Ed Miliband Speech Deficit Austerity Economic Policy Media SPS

 

How many times have we been told to expect a “big speech” from Labour’s ex-Leader in waiting, Ed Miliband?

Today is the day when Ed Miliband finally gets serious and fires the starting gun for the 2015 general election campaign, we were told. This is the day when the Labour party will stop being scared of its own shadow or apologetic for its past, and tackle the issue of Britain’s persistent budget deficit head-on. In fact, the latest oration by Miliband was so heavily trailed by Labour’s press team that even seasoned and cynical Westminster reporters were teased into expecting some kind of new policy proposal or big announcement. And what did we get? The same lack of specifics and anticlimactic sense of time wasted that Ed Miliband always manages to evoke.

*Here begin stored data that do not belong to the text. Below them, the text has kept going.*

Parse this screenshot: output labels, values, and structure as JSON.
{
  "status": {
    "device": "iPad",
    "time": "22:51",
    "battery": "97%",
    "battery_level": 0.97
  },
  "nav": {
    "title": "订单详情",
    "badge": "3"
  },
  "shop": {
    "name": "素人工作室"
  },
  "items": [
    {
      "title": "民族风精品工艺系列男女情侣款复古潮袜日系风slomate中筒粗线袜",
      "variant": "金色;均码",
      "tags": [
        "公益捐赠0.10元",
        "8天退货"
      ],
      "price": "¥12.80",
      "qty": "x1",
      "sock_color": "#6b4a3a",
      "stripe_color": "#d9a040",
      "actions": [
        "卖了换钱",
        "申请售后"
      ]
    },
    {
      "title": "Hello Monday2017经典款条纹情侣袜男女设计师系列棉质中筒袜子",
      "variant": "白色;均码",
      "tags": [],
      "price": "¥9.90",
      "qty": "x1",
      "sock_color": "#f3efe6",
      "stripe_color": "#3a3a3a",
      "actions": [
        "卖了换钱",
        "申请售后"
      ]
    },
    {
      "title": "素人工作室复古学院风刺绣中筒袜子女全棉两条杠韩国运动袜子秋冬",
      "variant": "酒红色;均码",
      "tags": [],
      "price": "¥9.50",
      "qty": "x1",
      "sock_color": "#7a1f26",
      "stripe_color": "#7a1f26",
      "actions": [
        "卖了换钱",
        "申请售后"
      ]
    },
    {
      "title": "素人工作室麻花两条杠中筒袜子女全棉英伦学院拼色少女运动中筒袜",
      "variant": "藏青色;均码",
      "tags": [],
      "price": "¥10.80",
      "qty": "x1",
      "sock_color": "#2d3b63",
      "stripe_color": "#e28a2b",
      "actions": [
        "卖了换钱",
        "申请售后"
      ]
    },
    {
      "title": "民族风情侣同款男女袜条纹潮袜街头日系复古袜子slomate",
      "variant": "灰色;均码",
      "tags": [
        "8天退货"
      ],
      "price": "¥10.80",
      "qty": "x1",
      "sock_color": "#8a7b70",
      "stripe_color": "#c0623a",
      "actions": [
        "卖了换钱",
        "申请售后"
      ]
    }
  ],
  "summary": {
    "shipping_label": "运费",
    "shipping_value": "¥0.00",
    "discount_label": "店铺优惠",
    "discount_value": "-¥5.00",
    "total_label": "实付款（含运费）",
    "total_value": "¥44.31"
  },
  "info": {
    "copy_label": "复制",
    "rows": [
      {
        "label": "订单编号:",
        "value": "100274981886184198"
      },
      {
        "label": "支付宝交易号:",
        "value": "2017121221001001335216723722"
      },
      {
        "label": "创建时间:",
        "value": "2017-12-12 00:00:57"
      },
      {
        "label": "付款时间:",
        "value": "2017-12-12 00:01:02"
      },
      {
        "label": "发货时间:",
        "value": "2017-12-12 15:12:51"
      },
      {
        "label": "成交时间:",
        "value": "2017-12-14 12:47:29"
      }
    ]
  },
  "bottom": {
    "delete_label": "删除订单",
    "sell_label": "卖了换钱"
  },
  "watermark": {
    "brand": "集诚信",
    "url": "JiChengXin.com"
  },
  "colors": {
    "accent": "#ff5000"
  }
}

This blog has long pointed out that Ed Miliband wouldn’t know a great political speech if one jumped off the teleprompter and hit him square in the face – a typical Miliband speech is a more or less random assortment of short, standalone platitudes, focus group-tested to ensure their bland inoffensiveness, and none of which exceed ten words so as not to tax the brain of the listener, whose intelligence is so rudely and continually insulted. This being so, it was a pity to see much of the mainstream press, starved of inspiring political oratory for so long, lazily repeating back the assertion that this was indeed a Big Speech by Miliband, just because the Labour press office labelled it so.